Retail sales (excluding cars) increased by 4.7% year on year in January, a rate similar to the 2018 average (4.9% YoY). The advantage of the January comparison is that it is not affected by a different number of working days, and thus indicates real year-on-year sales growth. Compared to December 2018, affected by calendar bias this figure is slightly stronger (4.7% vs 4.3% working day adjusted), mainly due to non-food goods sales.
Czech retail sales
close to the 2018 avg of 4.9%
Non-food items accelerated again
A closer look reveals some slowdown in food sales, up by less than 1% YoY in January. This was below the average 2% growth of 2018 (working day adjusted). On the other hand, non-food sales growth accelerated to 7.8% after a somewhat weaker December, and in line with 2018-average dynamics. According to the CZSO, the strongest sales were recorded in shops focused on sport - favorable snow conditions contributed to increased purchases of new winter equipment in January. However, the 23% YoY growth for this sub-segment came on a very low base from last year.
Car sales remain on a weak footing
Car sales were strongly affected by new emissions norms throughout Europe in the second half of 2018. Although EU28 new car registrations are no longer falling and grew by 7% YoY, some countries including the Czech Republic experienced further double digit falls (-17% YoY in CZ). February data suggests that the situation in the Czech economy is also gradually stabilizing, with the YoY figure weakening further to just 7%. Total January car sales fell by 5.1%, the same YoY rate as in December and after taking calendar effects into account.

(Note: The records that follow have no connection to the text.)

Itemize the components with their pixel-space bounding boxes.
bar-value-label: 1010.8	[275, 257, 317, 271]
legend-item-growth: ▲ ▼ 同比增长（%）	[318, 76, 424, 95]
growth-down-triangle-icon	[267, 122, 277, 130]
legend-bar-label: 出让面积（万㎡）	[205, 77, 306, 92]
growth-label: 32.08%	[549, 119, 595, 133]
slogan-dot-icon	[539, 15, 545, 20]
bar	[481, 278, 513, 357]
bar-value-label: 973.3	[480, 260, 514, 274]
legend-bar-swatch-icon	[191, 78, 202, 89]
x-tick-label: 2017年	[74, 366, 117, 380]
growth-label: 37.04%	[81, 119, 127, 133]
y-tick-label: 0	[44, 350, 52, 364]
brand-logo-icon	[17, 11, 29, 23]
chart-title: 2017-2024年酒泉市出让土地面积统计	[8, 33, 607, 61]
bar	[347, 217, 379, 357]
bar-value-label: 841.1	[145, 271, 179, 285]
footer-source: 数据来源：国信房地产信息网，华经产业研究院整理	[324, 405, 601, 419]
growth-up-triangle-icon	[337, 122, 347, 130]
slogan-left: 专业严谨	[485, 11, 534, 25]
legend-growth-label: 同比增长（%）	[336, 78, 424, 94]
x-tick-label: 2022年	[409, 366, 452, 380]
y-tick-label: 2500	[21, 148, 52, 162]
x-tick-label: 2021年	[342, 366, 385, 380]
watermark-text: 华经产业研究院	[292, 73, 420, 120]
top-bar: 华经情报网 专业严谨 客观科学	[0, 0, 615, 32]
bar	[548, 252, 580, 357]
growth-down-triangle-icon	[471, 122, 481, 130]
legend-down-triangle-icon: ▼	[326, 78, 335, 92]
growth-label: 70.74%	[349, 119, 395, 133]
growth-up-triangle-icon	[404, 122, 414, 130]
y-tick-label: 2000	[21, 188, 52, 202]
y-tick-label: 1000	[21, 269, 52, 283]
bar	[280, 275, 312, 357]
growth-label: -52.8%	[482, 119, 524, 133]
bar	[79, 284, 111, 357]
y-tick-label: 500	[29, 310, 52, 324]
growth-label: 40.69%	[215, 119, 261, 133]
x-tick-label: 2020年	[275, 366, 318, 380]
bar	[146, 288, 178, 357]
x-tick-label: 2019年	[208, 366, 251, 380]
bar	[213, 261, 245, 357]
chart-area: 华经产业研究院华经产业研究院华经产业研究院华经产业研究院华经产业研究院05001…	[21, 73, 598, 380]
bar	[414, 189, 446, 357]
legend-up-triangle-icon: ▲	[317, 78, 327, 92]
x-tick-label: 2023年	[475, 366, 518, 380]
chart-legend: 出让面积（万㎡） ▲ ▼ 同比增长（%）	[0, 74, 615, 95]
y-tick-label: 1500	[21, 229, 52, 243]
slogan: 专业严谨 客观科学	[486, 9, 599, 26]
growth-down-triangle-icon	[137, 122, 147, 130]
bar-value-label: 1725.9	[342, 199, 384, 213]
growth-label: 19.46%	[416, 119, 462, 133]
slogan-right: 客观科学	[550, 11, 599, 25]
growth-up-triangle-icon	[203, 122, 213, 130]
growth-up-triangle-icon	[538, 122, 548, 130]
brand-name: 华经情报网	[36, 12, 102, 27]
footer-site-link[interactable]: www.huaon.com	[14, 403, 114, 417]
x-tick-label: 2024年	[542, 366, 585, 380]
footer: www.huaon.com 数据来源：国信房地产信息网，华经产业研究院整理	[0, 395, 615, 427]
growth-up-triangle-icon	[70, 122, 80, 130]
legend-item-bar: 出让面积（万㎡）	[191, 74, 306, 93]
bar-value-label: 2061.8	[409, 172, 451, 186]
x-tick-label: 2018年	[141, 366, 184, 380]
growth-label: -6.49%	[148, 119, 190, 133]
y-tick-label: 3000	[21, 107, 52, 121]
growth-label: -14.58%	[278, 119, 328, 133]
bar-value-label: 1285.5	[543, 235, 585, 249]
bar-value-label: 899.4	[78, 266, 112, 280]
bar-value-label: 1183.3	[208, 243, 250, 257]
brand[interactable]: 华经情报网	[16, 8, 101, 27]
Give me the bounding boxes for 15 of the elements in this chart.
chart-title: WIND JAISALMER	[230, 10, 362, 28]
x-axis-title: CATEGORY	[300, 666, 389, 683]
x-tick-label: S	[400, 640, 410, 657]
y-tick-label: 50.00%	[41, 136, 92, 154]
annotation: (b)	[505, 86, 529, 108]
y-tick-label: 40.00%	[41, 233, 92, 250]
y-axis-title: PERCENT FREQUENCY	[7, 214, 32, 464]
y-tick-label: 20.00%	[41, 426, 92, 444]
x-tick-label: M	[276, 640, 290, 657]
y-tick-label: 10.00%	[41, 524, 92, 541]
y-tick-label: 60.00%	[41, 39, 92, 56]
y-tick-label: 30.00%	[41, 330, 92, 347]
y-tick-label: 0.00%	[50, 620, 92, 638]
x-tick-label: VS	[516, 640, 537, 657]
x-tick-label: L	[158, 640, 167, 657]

Retail trade excluding motor vehicles (% YoY, adjusted for calendar days)
Retail sales likely to slow further this year, to close to 4%
Retail sales grew at slightly below 5% in 2018 after growing at 5.5% in 2017. This year, a further moderate slowdown in retail sales growth can be expected - due to weaker economic growth and slightly weaker wage dynamics. Retail sales might also be affected by the fact that households are signalling their intention to save more, amid concerns about the economic outlook. Last but not least, data on the structure of household consumption in 4Q18 indicates that households are slightly reducing their spending on goods, but are increasing spending on services. This might be due to demand for some goods becoming saturated and so households using ther higher income for services. This combination of factors should lead to slightly weaker retail dynamics this year and we estimate a level of 4%. However, total household consumption should still be one of the main factors supporting domestic economic growth this year and should remain solidly above the EU-average, as in recent years.